Juliet laughed. It had a chilling ring to it. ‘Who tells me that I can’t do these things?’ she asked, her voice caressing me roughly like the tongue of a cat. She has minute control over those harmonics, and she knows what she’s doing. She knew, right then, that she was bringing me to a painfully intense erection: a casual show of force intended to remind me of what else she could do to me if she had a mind to. ‘You, Castor? You’re giving me commands? I might be inclined to take that personally if your words were backed by anything besides insolence.’ She took a step towards me, those luminous eyes flashing like beacons in the dark. Another step and she was right in front of me, her head leaning in towards my throat. ‘But they’re not,’ she whispered in my ear. ‘Are they?’
She brushed past me, allowing the curve of her breast to press briefly against my arm in passing. The small area of my skin that had felt the contact tingled as she walked away, as though an electric charge had passed through me.
On the screen above and behind me Spacey opined that the greatest trick the devil ever pulled was making people believe he didn’t exist.
My heart was hammering. My nostrils were filled with her sex smell and my mind with pornographic imagery. Something inside me was still rising, still opening, ready to meet her halfway as she feasted on me and threw me away, but the crisis was over. Juliet was just making a point, not actually moving in for the kill.
I sat down again - then slithered down onto my knees - as the crash hit me: all those homeless hormones, crashing against the walls of my veins and arteries like miniature tidal waves, my mind afloat on the flood like a pathetic Noah’s Ark preserving my last two functional brain cells.
When I was able to take stock of my surroundings again, I looked up and saw Juliet standing in the aisle at the end of the row, as motionless as she’d been sitting earlier. Her back was to me, her head tilted slightly down.
‘I don’t know what happened,’ she said, her voice suddenly flat and dead.
‘You mean you lost control?’ I translated.
‘I mean I don’t know what happened. I was hitting her. Hurting her. There didn’t seem to be any conscious decision involved. Or rather . . . the moment of decision was elided. The action seemed to take the place of the decision.’
I climbed to my feet again, partly to see if I could and partly because I felt a little stupid taking the moral high ground from so close to ground level. Juliet still hadn’t turned to face me. ‘Suppose you saw a man beating his wife or his lover,’ I said, ‘and he gave you that bullshit by way of an explanation?’

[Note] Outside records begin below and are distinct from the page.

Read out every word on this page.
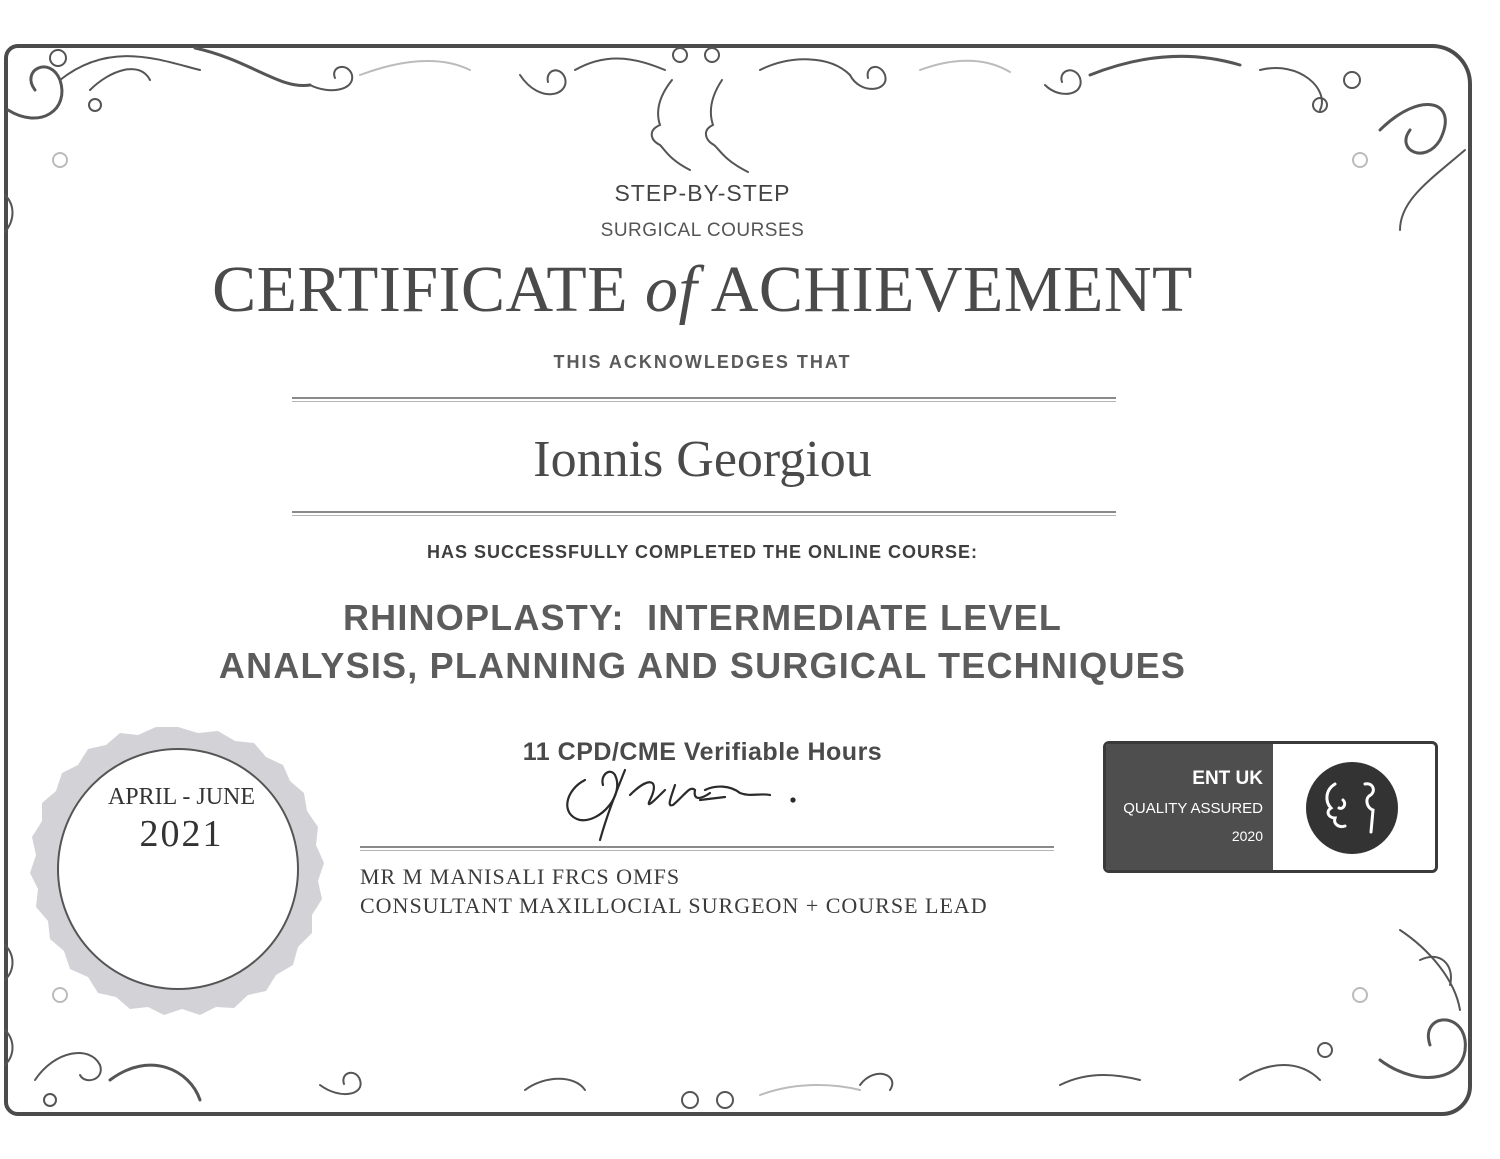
STEP-BY-STEP
SURGICAL COURSES
CERTIFICATE of ACHIEVEMENT
THIS ACKNOWLEDGES THAT
Ionnis Georgiou
HAS SUCCESSFULLY COMPLETED THE ONLINE COURSE:
RHINOPLASTY:  INTERMEDIATE LEVEL
ANALYSIS, PLANNING AND SURGICAL TECHNIQUES
11 CPD/CME Verifiable Hours
MR M MANISALI FRCS OMFS
CONSULTANT MAXILLOCIAL SURGEON + COURSE LEAD
APRIL - JUNE
2021
ENT UK
QUALITY ASSURED
2020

Juliet sighed, an odd and disconcerting sound. ‘It is bullshit,’ she agreed. ‘But it’s true all the same. I was like that when I was younger: I rode the impulse, because impulse comes faster than thought, and then afterwards I thought about what it meant.’
‘When you were younger?’ I repeated.
‘Your race hadn’t invented written language yet.’
She made a gesture, clenching her fist and then opening it again, as though she was giving up on the effort of self-analysis. ‘It’s strange,’ she said. ‘I imagine someone else hurting her, and I feel anger. A really simple, strong anger. It’s arousing.’
I thought I must have misheard that last word. ‘It’s what?’ I asked.
‘Arousing,’ Juliet repeated impatiently. ‘It turns me on to think of hurting someone who’s injured Sue. Making him pay for it, making him beg for his life, and devouring him while he’s still begging. It’s pleasurable to think of things like that.’ She made a move that I couldn’t interpret: a twitch of the shoulders, sudden and swift. ‘If I think there’s a danger I might really harm her,’ she muttered, ‘I’ll send her away.’
‘And how long do you think she’ll last after that?’
Juliet half-turned to stare at me over her shoulder: a silent query.
‘Come on,’ I said irritably. ‘You kissed me once, two years ago, and I still wake up sweating. She’s shared your bed for sixteen months. If you make her go cold turkey, Juliet, she’ll crash and burn faster than the fucking
She scowled. ‘It’s possible,’ she agreed. ‘Or else she might survive, as you did. I’m not reponsible for every man or woman who sniffs my crotch, Castor.’
She seemed to be waiting for me to disagree with her, but I thought there was a certain mileage to be got out of just letting the words hang in the air. It was kind of a resonant image, after all.
‘I didn’t mean that,’ Juliet said, after a strained pause. ‘I don’t equate her with you.’
‘Thanks.’
‘Or with any of those I hunted. What we have is different from that. It’s . . .’ She seemed to grope for words, but she was trying to explain something that was inherently inexplicable - not just for her but for anyone who ever went looking for a quick shag and got more than they bargained for. ‘It’s not a hunt,’ she finished testily.
‘Tell her you’re sorry,’ I suggested.
‘Mind your own business,’ she snapped back.